The end result? Charges against Megaupload and its executive staff, claiming they conspired to cause over $500 million in what the U.S. government called “harm to copyright holders” while raking in $175 million in illegal profits. Arrest warrants were executed on seven people (including Megaupload CEO and founder Kim “Dotcom” Schmitz), and two corporations as server farms around the world were forced to shut down their hosted content.
Responses to the shutdown varied. Intellectual property advocates celebrated the takedown, but “hacktivist” group Anonymous (fresh off a variety of web-based hijinks protesting the Stop Online Privacy Act (SOPA)) expressed their displeasure with a coordinated takedown of websites owned by large media corporations and the United States Department of Justice.
Regardless of the political fallout, other sites were all too happy to fill the void left by Megaupload’s fall. RapidShare, DropBox, and their file-sharing brethren quickly rose up like the fabled Hydra, with many new “heads” fighting to replace the one so inauspiciously lopped off by the U.S. government.
Nor was the cut quite as clean as the FBI and DOJ might’ve hoped. After winning his freedom, a portion of his confiscated assets, and a series of court verdicts in the wake of the Megaupload debacle, Kim Dotcom returned to the business of digital file sharing exactly one year after Megaupload was shut down. Perhaps unsurprisingly, it was an immediate success, becoming the largest website in New Zealand after only three days.

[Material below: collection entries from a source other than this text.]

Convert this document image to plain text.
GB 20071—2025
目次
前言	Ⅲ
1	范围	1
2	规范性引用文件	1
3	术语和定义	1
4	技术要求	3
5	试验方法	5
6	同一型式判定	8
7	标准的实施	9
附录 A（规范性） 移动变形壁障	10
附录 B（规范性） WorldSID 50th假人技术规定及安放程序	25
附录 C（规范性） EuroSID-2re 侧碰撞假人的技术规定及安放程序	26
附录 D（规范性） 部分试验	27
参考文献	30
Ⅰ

For his part, Dotcom is framing both the Megaupload case and his new business venture, Mega.co.nz, as part of a digital rights issue, rather than one of intellectual property. Whether such an argument will endure a judicial review, or transform the global perspective (and case law) on digital file access and management, is uncertain. But in the meantime, the heir to Megaupload’s dubious legacy continues to rack up traffic, subscribers, and news.
Mega: Piracy or Privacy?
What is it? MEGA Stands for MEGA Encrypted Global Access – a so-called cloud storage provider, it offers free and paid net-accessible storage space and bandwidth.
Plans
- Free / 50 GB storage
- Pro I / 500 GB storage / 1 TB Bandwidth / $9.99 per month
- Pro 2 / 2 TB storage / 4 TB Bandwidth / $19.99 per month
- Pro 3 / 4 TB storage / 8 TB Bandwidth / $29.99 per month
Mega Facts
- Global Traffic Rank: 3,631, with 1,122 sites linking in
- 50 Million files, with only 0.001% taken down by content owners.
- 100,000 users registered in one hour
- 10x more free storage than google
- 25x more free storage than dropbox
Kim Dotcom says:
- “From 0 to 10 Gigabit bandwidth utilization within 10 minutes”.

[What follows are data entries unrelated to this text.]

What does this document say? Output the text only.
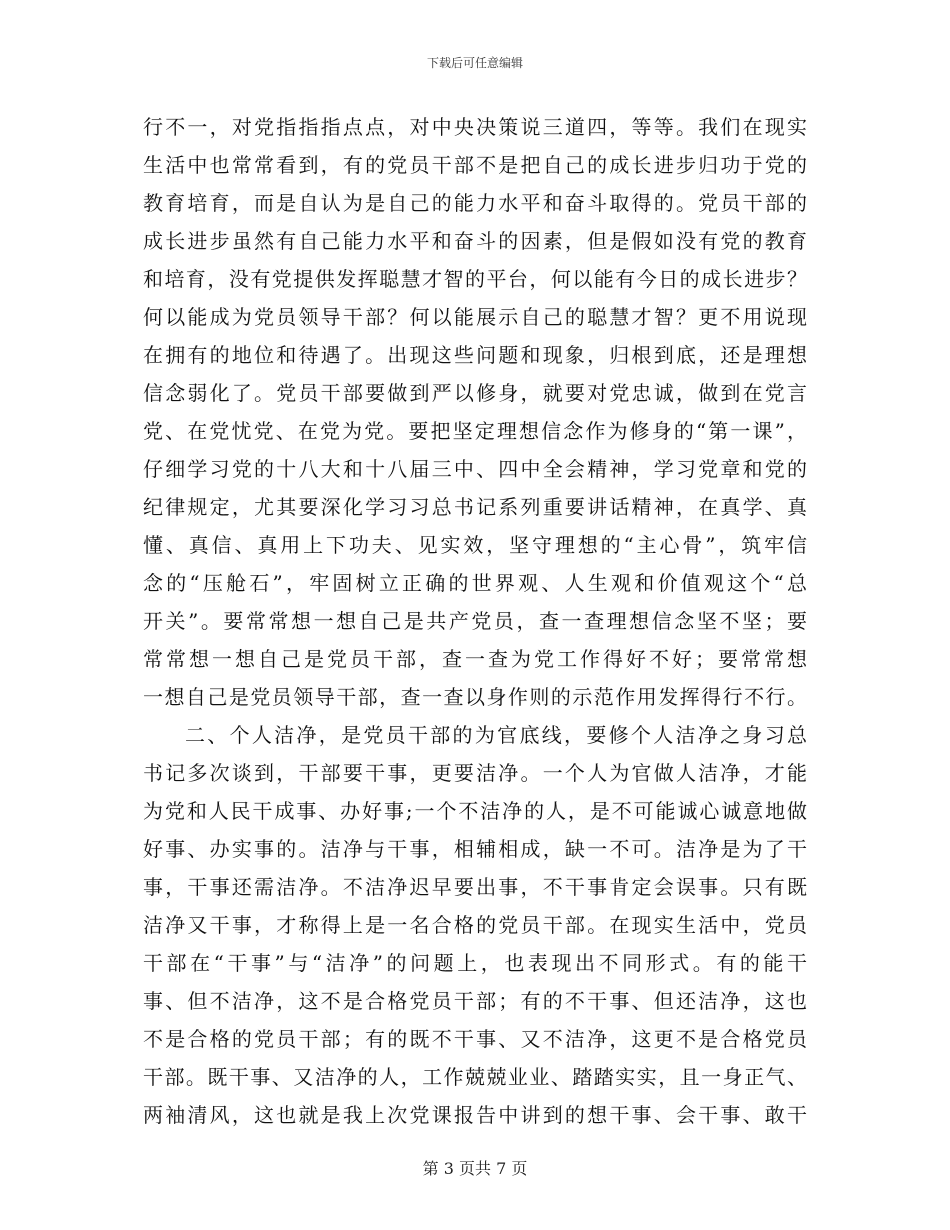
下载后可任意编辑
行不一，对党指指指点点，对中央决策说三道四，等等。我们在现实
生活中也常常看到，有的党员干部不是把自己的成长进步归功于党的
教育培育，而是自认为是自己的能力水平和奋斗取得的。党员干部的
成长进步虽然有自己能力水平和奋斗的因素，但是假如没有党的教育
和培育，没有党提供发挥聪慧才智的平台，何以能有今日的成长进步？
何以能成为党员领导干部？何以能展示自己的聪慧才智？更不用说现
在拥有的地位和待遇了。出现这些问题和现象，归根到底，还是理想
信念弱化了。党员干部要做到严以修身，就要对党忠诚，做到在党言
党、在党忧党、在党为党。要把坚定理想信念作为修身的“第一课”，
仔细学习党的十八大和十八届三中、四中全会精神，学习党章和党的
纪律规定，尤其要深化学习习总书记系列重要讲话精神，在真学、真
懂、真信、真用上下功夫、见实效，坚守理想的“主心骨”，筑牢信
念的“压舱石”，牢固树立正确的世界观、人生观和价值观这个“总
开关”。要常常想一想自己是共产党员，查一查理想信念坚不坚；要
常常想一想自己是党员干部，查一查为党工作得好不好；要常常想
一想自己是党员领导干部，查一查以身作则的示范作用发挥得行不行。
二、个人洁净，是党员干部的为官底线，要修个人洁净之身习总
书记多次谈到，干部要干事，更要洁净。一个人为官做人洁净，才能
为党和人民干成事、办好事;一个不洁净的人，是不可能诚心诚意地做
好事、办实事的。洁净与干事，相辅相成，缺一不可。洁净是为了干
事，干事还需洁净。不洁净迟早要出事，不干事肯定会误事。只有既
洁净又干事，才称得上是一名合格的党员干部。在现实生活中，党员
干部在“干事”与“洁净”的问题上，也表现出不同形式。有的能干
事、但不洁净，这不是合格党员干部；有的不干事、但还洁净，这也
不是合格的党员干部；有的既不干事、又不洁净，这更不是合格党员
干部。既干事、又洁净的人，工作兢兢业业、踏踏实实，且一身正气、
两袖清风，这也就是我上次党课报告中讲到的想干事、会干事、敢干
第 3 页共 7 页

- “500 uploads every second”
- “after just 3 days, MEGA is now the biggest .co.nz site in the world”
Copyright takedown notices per day
- Google: 450,000
- Mega: 50
Mega = Piracy?
- 1 offender fined $616 in the first case under the Skynet anti-piracy regime for illegally downloading Rihanna’s “Man Down” and Hot Chelle Rae’s “Tonight Tonight”.
- Just four days after Mega launched, Mega-search.me boasted that it hosted more than 2,000 links to Mega content.